Unlike D'Ambrose, Sudha Acharya, executive director of the South Asian Council for Social Services, hasn't had to thumb through any help-wanted ads lately. She's just taken a 50 percent pay cut that, along with a 15 percent cut imposed on her staff, has enabled her agency to keep its doors open, for now. Located on the ground floor of a brick building on a noisy commercial drag in Flushing, Queens, SACSS is the sort of agency most at risk of not making it through the downturn: a shoestring operation that could disappear tomorrow with few people noticing, save for the hundreds of South Asian immigrants who rely on it for job training courses and healthcare workshops that help clients navigate a byzantine system even many native New Yorkers find impenetrable. (Among people in the state without health benefits, fully half are eligible but either don't know they are or can't figure out how to apply.)

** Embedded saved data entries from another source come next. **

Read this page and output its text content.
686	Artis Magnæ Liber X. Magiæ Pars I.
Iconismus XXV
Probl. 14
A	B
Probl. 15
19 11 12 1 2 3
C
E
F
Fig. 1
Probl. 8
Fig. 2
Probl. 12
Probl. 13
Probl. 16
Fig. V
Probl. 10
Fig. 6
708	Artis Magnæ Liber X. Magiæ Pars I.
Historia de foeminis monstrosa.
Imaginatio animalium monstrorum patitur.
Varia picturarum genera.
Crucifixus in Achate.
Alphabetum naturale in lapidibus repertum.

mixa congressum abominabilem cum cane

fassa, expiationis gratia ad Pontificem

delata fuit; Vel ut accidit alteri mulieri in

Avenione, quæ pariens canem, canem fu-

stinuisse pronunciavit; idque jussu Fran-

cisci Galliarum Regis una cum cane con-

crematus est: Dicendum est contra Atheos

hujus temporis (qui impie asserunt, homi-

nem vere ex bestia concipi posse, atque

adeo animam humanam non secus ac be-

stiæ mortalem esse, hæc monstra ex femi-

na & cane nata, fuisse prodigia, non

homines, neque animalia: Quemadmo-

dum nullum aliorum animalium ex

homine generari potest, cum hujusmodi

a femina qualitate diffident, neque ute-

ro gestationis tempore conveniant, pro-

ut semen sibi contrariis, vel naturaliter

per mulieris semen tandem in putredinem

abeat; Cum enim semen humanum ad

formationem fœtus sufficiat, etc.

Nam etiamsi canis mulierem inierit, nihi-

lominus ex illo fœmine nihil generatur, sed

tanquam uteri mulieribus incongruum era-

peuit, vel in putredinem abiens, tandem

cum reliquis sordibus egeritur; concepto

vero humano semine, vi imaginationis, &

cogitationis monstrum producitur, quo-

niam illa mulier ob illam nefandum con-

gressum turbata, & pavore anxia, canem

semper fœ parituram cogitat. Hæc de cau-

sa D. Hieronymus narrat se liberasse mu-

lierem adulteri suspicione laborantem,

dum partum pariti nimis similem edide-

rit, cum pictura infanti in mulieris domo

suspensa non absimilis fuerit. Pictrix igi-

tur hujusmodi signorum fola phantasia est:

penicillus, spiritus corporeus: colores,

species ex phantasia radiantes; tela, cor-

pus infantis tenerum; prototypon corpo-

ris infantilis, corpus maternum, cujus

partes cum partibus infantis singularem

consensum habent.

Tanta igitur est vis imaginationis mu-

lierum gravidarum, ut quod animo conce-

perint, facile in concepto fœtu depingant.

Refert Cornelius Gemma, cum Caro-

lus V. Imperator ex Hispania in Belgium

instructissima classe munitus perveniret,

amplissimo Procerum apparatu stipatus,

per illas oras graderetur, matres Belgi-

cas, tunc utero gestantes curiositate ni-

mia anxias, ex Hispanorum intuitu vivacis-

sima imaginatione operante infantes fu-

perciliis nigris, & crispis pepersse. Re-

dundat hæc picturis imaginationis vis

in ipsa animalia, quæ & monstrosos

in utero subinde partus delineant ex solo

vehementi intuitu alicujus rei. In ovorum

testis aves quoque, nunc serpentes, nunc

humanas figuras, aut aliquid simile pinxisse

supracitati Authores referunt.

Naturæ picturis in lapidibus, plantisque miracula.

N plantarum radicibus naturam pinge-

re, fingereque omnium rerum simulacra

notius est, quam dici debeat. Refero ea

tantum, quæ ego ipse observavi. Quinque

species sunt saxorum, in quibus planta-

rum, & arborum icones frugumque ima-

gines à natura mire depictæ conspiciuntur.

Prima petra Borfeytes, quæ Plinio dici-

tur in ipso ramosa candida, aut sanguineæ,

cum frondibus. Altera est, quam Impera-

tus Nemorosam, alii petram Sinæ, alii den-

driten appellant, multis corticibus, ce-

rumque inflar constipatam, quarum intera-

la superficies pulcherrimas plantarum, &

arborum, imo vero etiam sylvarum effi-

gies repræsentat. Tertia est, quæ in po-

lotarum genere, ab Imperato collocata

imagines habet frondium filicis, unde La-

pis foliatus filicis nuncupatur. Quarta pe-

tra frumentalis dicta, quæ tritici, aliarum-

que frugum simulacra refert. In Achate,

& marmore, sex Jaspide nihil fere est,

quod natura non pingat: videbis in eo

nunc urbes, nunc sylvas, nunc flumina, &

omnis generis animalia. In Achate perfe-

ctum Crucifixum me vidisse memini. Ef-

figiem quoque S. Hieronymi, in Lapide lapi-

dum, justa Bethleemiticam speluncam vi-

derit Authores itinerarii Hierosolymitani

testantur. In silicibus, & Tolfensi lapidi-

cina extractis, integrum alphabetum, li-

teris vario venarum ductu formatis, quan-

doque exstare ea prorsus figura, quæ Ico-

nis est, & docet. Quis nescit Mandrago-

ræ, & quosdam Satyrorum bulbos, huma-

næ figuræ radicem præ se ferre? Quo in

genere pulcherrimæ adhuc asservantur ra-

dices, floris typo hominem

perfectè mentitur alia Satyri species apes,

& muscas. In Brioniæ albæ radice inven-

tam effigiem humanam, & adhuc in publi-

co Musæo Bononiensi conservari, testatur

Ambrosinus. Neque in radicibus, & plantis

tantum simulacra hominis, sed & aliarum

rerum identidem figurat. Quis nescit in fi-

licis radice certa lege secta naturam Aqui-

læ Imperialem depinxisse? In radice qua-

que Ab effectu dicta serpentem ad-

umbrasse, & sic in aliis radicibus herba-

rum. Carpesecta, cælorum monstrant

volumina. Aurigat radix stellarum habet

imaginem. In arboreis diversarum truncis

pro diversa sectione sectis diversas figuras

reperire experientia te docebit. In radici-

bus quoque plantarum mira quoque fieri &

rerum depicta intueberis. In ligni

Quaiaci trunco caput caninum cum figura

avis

Acharya says her organization stays afloat on a mix of foundation support, corporate donations, individual contributions and community funds but is seeing money from all sources dry up. The agency recently had to scrap an English-language class it had been offering in the Bronx; it has kept other services intact despite receiving no money for them. I ask her who else in her circles is feeling strained. "Everybody," she says with a sigh. One of the groups with which Acharya's agency partners is the Community Service Society (CSS) of New York, a 160-year-old advocacy and direct service organization for low-income residents. Its president, David Jones, describes the forces that are making the work of charitable groups like his seem like an increasingly Sisyphean task: on the one hand, cash-strapped cities and states slashing programs; on the other, private foundations reducing outlays by as much or more. Jones's colleague Frank Kortright works with a network of nonprofits that help tenants in New York City avoid eviction. The network has been fielding more and more calls lately from high-income residents it rarely heard from in the past. Yet CSS recently had its city funding sliced in half. Jones says similar cuts are "in the offing" from foundations. He sits on the board of one that "just voted for a 60 percent cut in their amounts."